The lawsuit says Scott Maloney then received text messages extorting him for money and threatening that he would “pay in blood” if he didn’t comply, followed by video of three masked people repeating the demand. Several weeks later, according to the lawsuit, police arrested two armed men in ski masks who had been videotaped driving around the Maloneys’ home while Justyna and their two children were inside.

If each of the 19,000-plus plaintiffs in lawsuits proved just one violation, companies would be on the hook for at least $19 million. Atlas said it would be “purely speculative” to put a figure on how much “multi-billion-dollar companies might have to provide as a result of being found negligent in their compliance of Daniel's Law.”

Colligan said that the union paid for the service through its legal fund, though he declined to say how much it cost. He said that his union members had struggled to get their data taken offline before the law, but that compliance has been better thanks to the private right of action.

Colligan also accused LexisNexis of freezing union members’ credit when they asked to have their information taken down. “We didn’t ask for it. We just asked to remove our information from the files,” he said.

Jennifer Richman, a spokesperson for LexisNexis, said Atlas sent her company over 40,000 email requests between Dec. 30 and Jan. 3.

“The requests were presented in a haphazard fashion, with personal information about individuals included in multiple emails that needed to be matched with one another. We began working immediately on the unprecedented volume of requests,” Richman said.

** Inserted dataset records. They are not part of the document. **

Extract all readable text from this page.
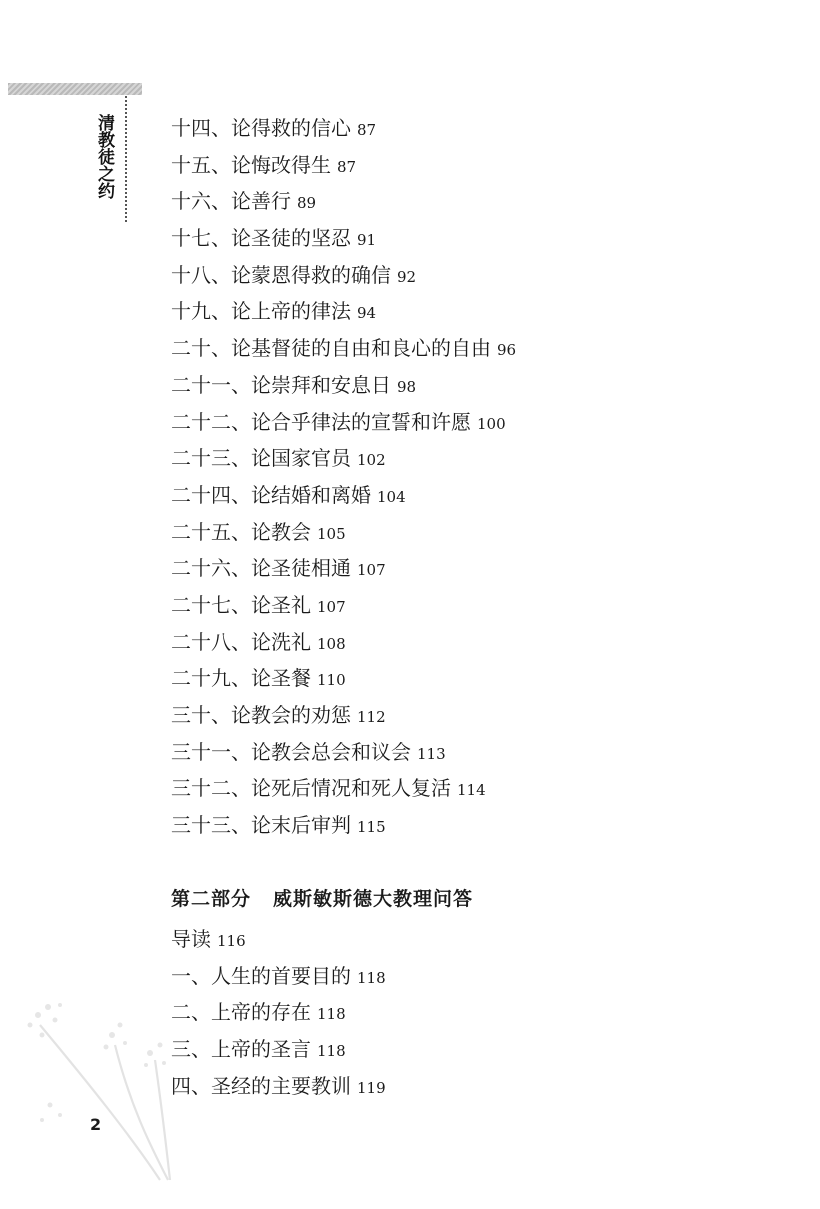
清教徒之约	十四、论得救的信心 87
十五、论悔改得生 87
十六、论善行 89
十七、论圣徒的坚忍 91
十八、论蒙恩得救的确信 92
十九、论上帝的律法 94
二十、论基督徒的自由和良心的自由 96
二十一、论崇拜和安息日 98
二十二、论合乎律法的宣誓和许愿 100
二十三、论国家官员 102
二十四、论结婚和离婚 104
二十五、论教会 105
二十六、论圣徒相通 107
二十七、论圣礼 107
二十八、论洗礼 108
二十九、论圣餐 110
三十、论教会的劝惩 112
三十一、论教会总会和议会 113
三十二、论死后情况和死人复活 114
三十三、论末后审判 115
第二部分 威斯敏斯德大教理问答
导读 116
一、人生的首要目的 118
二、上帝的存在 118
三、上帝的圣言 118
四、圣经的主要教训 119
2
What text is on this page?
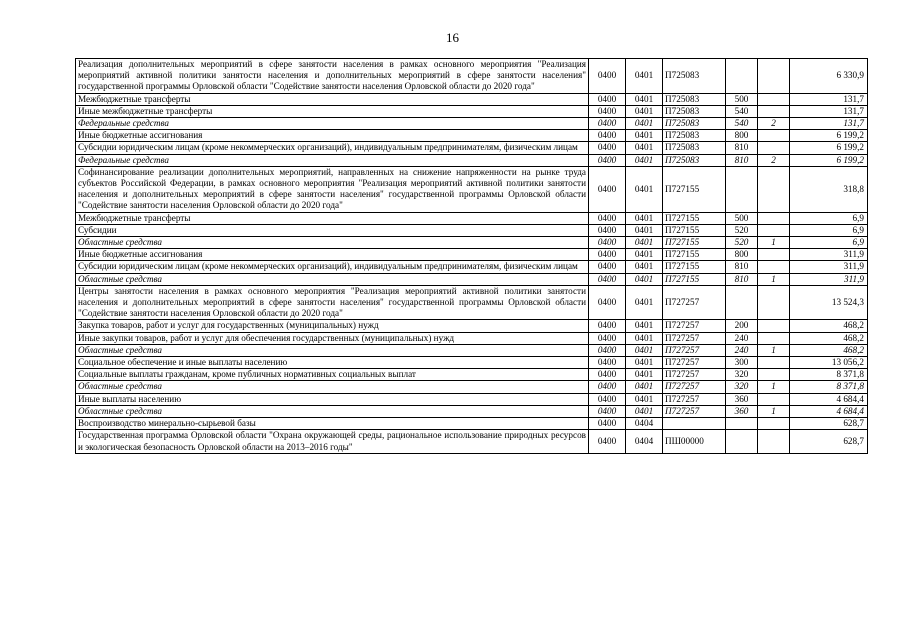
16
Реализация дополнительных мероприятий в сфере занятости населения в рамках основного мероприятия "Реализация мероприятий активной политики занятости населения и дополнительных мероприятий в сфере занятости населения" государственной программы Орловской области "Содействие занятости населения Орловской области до 2020 года"	0400	0401	П725083			6 330,9
Межбюджетные трансферты	0400	0401	П725083	500		131,7
Иные межбюджетные трансферты	0400	0401	П725083	540		131,7
Федеральные средства	0400	0401	П725083	540	2	131,7
Иные бюджетные ассигнования	0400	0401	П725083	800		6 199,2
Субсидии юридическим лицам (кроме некоммерческих организаций), индивидуальным предпринимателям, физическим лицам	0400	0401	П725083	810		6 199,2
Федеральные средства	0400	0401	П725083	810	2	6 199,2
Софинансирование реализации дополнительных мероприятий, направленных на снижение напряженности на рынке труда субъектов Российской Федерации, в рамках основного мероприятия "Реализация мероприятий активной политики занятости населения и дополнительных мероприятий в сфере занятости населения" государственной программы Орловской области "Содействие занятости населения Орловской области до 2020 года"	0400	0401	П727155			318,8
Межбюджетные трансферты	0400	0401	П727155	500		6,9
Субсидии	0400	0401	П727155	520		6,9
Областные средства	0400	0401	П727155	520	1	6,9
Иные бюджетные ассигнования	0400	0401	П727155	800		311,9
Субсидии юридическим лицам (кроме некоммерческих организаций), индивидуальным предпринимателям, физическим лицам	0400	0401	П727155	810		311,9
Областные средства	0400	0401	П727155	810	1	311,9
Центры занятости населения в рамках основного мероприятия "Реализация мероприятий активной политики занятости населения и дополнительных мероприятий в сфере занятости населения" государственной программы Орловской области "Содействие занятости населения Орловской области до 2020 года"	0400	0401	П727257			13 524,3
Закупка товаров, работ и услуг для государственных (муниципальных) нужд	0400	0401	П727257	200		468,2
Иные закупки товаров, работ и услуг для обеспечения государственных (муниципальных) нужд	0400	0401	П727257	240		468,2
Областные средства	0400	0401	П727257	240	1	468,2
Социальное обеспечение и иные выплаты населению	0400	0401	П727257	300		13 056,2
Социальные выплаты гражданам, кроме публичных нормативных социальных выплат	0400	0401	П727257	320		8 371,8
Областные средства	0400	0401	П727257	320	1	8 371,8
Иные выплаты населению	0400	0401	П727257	360		4 684,4
Областные средства	0400	0401	П727257	360	1	4 684,4
Воспроизводство минерально-сырьевой базы	0400	0404				628,7
Государственная программа Орловской области "Охрана окружающей среды, рациональное использование природных ресурсов и экологическая безопасность Орловской области на 2013–2016 годы"	0400	0404	ПШ00000			628,7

Richman added that the company “remains committed to protecting law enforcement officers, judges, victims of domestic violence and others at risk of potential harm” and will “work diligently to honor all requests related to personal information.”

Richman said that for credit reports, Daniel’s Law “fails to contemplate downstream uses” of residential addresses and phone numbers “such as consumer and financial transactions.”

The data brokers have an ally in the Nonprofit Alliance, whose member organizations often use data brokers for donor lists.

The group in a legislative update to its members said Atlas flooded data brokers with tens of thousands of requests at once, making it virtually impossible to respond in the 10-day time frame.

Shannon McCracken, CEO of the Nonprofit Alliance, said Daniel’s Law came about “with good intent and from a tragic history.”

“But [Atlas] saw a possibility with the way the law was drafted and subsequently updated to have this sort of gotcha moment to make life more difficult for data brokers, and downstream to nonprofits who rely on data brokers for their fundraising,” she said.

State Sen. Joe Cryan, the bill’s sponsor, said creating an industry to enforce Daniel’s Law was no accident, calling data brokers “ghoulish.”

“I don’t know [Atlas], but if not them, somebody else could get in the market. It’s America,” Cryan said. “Just do the right thing here and protect the privacy of people that deserve it.”